The central move L.A. made was acquiring Russell Westbrook, and a sweetener of three future second-round picks, from the Washington Wizards for Kyle Kuzma, Kentavious Caldwell-Pope, Montrezl Harrell and their 2021 first-round pick.
Westbrook’s fit on paper is the lingering question mark that will remain throughout the regular season unless it’s proven he can coexist alongside James and Davis while staying efficient.
Since landing Westbrook limited Los Angeles’ free-agency spending power even further, the rest of the roster needed to be filled out through veteran minimum deals.
The Lakers accomplished that by adding numerous veterans who had either represented the purple and gold in the past or are doing it for the first time to help win a ring. Names like Carmelo Anthony, Malik Monk and Wayne Ellington are new to the franchise while Rajon Rondo, Dwight Howard, Trevor Ariza and more are beloved for previous contributions.
Kendrick Nunn marked L.A.’s most expensive signing, as he received the full taxpayer MLE of $5.9 million for two years; Talen Horton-Tucker’s three-year extension worth over $30 million tops that, but he was already on the roster.
All these moves rounded out L.A.’s busy offseason, which doesn’t include the shuffling of the coaching staff.
ESPN has been grading the moves made by teams, and according to Kevin Pelton, the Lakers got a “C”:
“As long as Anthony Davis and LeBron James stay healthy, the Lakers look like the favorites to win the West. But it’s unclear their offseason moves improved their chances of getting back to the NBA Finals after last season’s first-round exit.
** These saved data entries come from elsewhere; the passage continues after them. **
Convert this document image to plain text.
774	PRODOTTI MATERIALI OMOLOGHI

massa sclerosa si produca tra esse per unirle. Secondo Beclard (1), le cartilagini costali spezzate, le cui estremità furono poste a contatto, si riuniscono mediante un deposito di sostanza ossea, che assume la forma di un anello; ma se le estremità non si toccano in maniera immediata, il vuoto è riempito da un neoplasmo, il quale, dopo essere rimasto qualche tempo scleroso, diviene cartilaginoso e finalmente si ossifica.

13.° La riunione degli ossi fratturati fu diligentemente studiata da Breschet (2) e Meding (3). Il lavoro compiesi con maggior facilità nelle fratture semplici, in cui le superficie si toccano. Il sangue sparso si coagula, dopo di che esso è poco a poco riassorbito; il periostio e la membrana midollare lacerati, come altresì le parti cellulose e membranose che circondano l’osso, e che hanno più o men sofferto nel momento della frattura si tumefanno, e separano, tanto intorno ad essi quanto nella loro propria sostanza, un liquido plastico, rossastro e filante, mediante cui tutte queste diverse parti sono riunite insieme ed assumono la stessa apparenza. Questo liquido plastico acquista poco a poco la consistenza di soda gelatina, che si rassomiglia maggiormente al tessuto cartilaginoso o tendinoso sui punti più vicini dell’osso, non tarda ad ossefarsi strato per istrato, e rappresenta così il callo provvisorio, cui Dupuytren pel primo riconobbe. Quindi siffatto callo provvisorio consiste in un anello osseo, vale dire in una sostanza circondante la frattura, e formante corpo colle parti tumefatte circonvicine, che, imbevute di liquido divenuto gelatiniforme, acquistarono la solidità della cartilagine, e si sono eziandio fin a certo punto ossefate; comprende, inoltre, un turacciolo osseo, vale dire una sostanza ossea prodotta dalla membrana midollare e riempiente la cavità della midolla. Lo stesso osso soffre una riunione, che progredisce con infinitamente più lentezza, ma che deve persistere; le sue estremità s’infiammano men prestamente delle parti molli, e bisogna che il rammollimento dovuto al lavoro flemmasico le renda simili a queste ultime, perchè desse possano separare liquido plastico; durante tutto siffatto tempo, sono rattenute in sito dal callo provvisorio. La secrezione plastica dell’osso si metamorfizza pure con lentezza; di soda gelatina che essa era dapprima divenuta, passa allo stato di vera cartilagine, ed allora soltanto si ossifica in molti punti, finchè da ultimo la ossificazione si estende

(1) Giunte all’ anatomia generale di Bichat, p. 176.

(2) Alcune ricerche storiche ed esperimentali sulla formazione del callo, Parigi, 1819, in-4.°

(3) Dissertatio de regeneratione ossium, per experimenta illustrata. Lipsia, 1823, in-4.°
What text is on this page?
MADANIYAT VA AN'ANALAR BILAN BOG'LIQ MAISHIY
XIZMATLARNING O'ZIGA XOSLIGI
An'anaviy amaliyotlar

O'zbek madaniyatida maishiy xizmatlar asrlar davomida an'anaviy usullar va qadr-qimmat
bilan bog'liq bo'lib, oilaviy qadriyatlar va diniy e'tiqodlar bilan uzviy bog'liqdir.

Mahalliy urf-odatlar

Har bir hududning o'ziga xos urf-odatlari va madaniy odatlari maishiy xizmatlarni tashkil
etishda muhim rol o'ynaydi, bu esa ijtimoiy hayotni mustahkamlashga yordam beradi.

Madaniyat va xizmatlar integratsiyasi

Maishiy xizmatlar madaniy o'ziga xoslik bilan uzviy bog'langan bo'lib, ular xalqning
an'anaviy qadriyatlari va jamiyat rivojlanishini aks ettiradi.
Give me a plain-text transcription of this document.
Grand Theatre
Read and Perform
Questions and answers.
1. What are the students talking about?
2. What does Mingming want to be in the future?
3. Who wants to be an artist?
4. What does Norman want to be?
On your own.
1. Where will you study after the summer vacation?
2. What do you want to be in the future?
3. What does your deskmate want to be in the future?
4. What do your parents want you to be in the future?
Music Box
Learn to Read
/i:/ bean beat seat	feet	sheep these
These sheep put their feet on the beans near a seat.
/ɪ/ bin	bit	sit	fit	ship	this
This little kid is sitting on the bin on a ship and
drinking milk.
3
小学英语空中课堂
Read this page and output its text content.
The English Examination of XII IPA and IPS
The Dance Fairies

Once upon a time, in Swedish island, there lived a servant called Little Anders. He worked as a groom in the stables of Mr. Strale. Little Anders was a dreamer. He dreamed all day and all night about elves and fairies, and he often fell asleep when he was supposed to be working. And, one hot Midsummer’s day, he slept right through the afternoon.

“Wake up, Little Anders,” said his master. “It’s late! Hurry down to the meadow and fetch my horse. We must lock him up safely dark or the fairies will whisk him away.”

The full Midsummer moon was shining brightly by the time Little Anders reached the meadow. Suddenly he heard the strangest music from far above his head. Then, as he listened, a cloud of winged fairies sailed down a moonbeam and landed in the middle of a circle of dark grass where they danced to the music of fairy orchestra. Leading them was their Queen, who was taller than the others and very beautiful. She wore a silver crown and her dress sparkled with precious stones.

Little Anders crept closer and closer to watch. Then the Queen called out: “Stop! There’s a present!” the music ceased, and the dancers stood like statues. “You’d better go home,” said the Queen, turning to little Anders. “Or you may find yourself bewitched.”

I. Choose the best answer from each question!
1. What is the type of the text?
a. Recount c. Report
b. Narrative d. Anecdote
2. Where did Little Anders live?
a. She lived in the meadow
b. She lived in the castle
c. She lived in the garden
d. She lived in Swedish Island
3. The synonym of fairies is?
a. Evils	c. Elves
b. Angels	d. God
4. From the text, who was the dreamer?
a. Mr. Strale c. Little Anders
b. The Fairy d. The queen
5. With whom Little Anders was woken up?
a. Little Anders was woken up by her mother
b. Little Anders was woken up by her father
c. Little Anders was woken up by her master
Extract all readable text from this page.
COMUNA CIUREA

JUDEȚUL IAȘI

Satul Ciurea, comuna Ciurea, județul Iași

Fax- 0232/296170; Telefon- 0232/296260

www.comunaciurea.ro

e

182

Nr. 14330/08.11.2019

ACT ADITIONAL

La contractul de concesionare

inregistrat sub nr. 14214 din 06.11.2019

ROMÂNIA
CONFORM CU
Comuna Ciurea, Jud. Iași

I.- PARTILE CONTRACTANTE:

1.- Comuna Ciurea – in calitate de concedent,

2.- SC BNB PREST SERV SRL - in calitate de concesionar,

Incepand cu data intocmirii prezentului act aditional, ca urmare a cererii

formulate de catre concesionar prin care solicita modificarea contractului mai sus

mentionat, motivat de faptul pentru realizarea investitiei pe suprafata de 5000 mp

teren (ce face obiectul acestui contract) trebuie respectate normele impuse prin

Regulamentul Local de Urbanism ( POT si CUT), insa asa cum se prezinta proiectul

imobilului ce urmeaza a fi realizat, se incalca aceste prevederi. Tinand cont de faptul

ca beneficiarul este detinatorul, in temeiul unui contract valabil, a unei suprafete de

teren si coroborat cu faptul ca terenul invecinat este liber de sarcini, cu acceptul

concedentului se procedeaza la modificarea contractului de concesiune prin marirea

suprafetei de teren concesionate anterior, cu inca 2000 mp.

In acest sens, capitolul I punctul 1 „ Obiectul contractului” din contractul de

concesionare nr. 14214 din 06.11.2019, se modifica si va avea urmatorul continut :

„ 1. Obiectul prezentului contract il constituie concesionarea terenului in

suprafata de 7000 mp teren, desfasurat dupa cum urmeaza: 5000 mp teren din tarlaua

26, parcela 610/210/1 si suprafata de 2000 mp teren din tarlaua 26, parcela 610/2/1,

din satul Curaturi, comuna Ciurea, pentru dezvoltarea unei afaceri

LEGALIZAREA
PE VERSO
In Russell Westbrook, the Lakers added a singular talent to help carry the load during the regular season, but they’ll have to work around his shooting limitations in a playoff setting.
The Lakers did well to replace the depth lost in the Westbrook trade with a series of veterans minimum signings as well as the value pickup of Kendrick Nunn using the taxpayer midlevel exception. Still, the Lakers don’t have as many reliable two-way contributors around their stars as in 2020, when Kentavious Caldwell-Pope and Danny Green played those roles during their title run.”
The biggest takeaways from Pelton’s analysis hammer what the primary consensus is of Westbrook’s addition. He’s a poor shooter the farther away he is from the rim, which exacerbates the floor-spacing concerns L.A. needed to resolve.
And despite the signings being good offensive players, it’s plausible the defense, which was No. 1 in the league last year, will plunge. The Lakers could use Kent Bazemore in the role Caldwell-Pope and Green had in previous years, but all the other guards have notable defensive weaknesses.
For the new forwards, Anthony hasn’t been a plus defender in recent seasons, and it’ll be interesting to see how Ariza’s mobility holds up this year. He used to have the ability to guard faster players, but as his legs accumulate more mileage, he primarily matches up against bigger forwards now.
The talent on the roster is undeniable, but the Lakers need to prove they can assemble the pieces for a title run.